Literature DB >> 23682737

Essential role of NADPH oxidase-dependent reactive oxygen species generation in regulating microRNA-21 expression and function in prostate cancer.

Sarvesh Jajoo1, Debashree Mukherjea, Tejbeer Kaur, Kelly E Sheehan, Sandeep Sheth, Vikrant Borse, Leonard P Rybak, Vickram Ramkumar.   

Abstract

AIMS: Oncogenic microRNAs (miRs) promote tumor growth and invasiveness. One of these, miR-21, contributes to carcinogenesis in prostate and other cancers. In the present study, we tested the hypothesis that NADPH oxidase-dependent reactive oxygen species (ROS) regulate the expression and function of miR-21 and its target proteins, maspin and programmed cell death 4 (PDCD4), in prostate cancer cells.
RESULTS: The highly aggressive androgen receptor negative PC-3M-MM2 prostate cancer cells demonstrated high expression of miR-21 and p47(phox) (an essential subunit of NADPH oxidase). Using loss-of-function strategy, we showed that transfection of PC-3M-MM2 cells with anti-miR-21- and p47(phox) siRNA (si-p47(phox)) led to reduced expression of miR-21 with concurrent increase in maspin and PDCD4, and decreased the invasiveness of the cells. Tail-vein injections of anti-miR-21- and si-p47(phox)-transfected PC-3M-MM2 cells in severe combined immunodeficient mice reduced lung metastases. Clinical samples from patients with advanced prostate cancer expressed high levels of miR-21 and p47(phox), and low expression of maspin and PDCD4. Finally, ROS activated Akt in these cells, the inhibition of which reduced miR-21 expression. INNOVATION: The levels of NADPH oxidase-derived ROS are high in prostate cancer cells, which have been shown to be involved in their growth and migration.

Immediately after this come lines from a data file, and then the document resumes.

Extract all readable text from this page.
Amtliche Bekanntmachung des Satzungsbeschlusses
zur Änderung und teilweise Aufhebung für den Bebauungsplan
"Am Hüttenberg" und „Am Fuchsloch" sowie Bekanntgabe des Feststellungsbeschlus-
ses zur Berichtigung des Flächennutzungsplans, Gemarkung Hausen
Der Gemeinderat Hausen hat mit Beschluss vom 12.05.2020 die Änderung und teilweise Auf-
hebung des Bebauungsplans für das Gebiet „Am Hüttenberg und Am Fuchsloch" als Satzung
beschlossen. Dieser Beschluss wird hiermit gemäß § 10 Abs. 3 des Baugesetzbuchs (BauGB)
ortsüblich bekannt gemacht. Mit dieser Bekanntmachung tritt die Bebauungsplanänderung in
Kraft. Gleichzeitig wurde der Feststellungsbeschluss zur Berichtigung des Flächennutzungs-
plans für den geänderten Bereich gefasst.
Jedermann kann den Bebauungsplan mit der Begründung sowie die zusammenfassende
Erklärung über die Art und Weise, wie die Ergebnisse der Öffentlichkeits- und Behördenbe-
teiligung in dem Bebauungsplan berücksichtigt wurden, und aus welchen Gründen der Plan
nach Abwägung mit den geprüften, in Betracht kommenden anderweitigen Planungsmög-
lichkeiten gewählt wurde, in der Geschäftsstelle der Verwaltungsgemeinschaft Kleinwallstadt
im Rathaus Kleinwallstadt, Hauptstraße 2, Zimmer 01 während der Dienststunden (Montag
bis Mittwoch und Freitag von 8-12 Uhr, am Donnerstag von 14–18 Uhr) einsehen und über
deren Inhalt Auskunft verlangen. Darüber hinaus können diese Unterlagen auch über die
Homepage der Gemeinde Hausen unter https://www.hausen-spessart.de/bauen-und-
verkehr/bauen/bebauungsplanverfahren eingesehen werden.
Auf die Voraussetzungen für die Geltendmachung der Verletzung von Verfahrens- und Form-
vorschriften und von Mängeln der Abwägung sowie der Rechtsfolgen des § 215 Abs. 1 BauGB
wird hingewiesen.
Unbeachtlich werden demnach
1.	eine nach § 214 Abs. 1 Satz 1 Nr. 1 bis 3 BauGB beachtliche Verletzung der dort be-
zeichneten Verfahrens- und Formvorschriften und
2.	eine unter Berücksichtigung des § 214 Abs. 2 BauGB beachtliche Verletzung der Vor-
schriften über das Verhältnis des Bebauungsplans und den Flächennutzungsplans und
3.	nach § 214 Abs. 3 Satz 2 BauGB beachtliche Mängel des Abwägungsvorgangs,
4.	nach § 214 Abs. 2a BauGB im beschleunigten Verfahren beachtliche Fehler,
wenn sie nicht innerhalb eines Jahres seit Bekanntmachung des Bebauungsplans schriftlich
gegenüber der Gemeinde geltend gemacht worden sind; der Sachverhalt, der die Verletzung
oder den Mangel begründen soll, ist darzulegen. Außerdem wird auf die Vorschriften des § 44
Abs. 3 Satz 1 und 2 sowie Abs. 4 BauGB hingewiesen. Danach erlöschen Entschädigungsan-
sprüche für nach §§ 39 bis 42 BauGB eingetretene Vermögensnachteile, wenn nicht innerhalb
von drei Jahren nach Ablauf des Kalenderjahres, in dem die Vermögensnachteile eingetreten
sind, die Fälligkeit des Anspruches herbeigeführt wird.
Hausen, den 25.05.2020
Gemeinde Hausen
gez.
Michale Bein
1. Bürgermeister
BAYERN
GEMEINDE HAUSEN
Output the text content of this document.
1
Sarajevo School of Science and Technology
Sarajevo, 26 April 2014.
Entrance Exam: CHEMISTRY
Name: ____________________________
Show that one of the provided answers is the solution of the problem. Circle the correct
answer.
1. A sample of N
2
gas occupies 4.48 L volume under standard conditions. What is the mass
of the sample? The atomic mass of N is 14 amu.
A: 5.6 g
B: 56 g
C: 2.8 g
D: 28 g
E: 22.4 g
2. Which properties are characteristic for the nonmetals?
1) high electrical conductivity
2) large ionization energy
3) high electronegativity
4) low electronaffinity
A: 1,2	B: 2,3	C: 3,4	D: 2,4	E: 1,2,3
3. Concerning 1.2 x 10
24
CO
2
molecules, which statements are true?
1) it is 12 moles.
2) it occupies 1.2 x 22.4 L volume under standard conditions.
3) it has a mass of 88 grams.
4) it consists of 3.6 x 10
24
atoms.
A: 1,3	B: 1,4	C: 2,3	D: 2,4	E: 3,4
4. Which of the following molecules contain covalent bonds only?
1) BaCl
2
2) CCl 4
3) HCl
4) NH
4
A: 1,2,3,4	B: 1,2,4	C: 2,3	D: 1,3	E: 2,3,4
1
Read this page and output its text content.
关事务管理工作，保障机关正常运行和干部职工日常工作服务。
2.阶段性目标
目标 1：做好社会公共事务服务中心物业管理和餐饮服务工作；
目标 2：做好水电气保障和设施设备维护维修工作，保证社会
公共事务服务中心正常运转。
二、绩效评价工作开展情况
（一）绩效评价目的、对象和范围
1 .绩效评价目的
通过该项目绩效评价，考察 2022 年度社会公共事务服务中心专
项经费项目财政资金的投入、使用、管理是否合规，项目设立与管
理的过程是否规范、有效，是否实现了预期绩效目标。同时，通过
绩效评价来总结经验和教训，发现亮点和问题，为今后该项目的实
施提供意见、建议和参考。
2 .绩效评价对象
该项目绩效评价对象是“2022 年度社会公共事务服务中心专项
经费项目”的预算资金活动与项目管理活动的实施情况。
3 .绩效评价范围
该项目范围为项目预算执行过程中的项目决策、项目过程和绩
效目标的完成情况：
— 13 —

This study demonstrates that ROS produced by this pathway is essential for the expression and function of an onco-miR, miR-21, in androgen receptor-negative prostate cancer cells.
CONCLUSION: These data demonstrate that miR-21 is an important target of ROS, which contributes to the highly invasive and metastatic phenotype of prostate cancer cells.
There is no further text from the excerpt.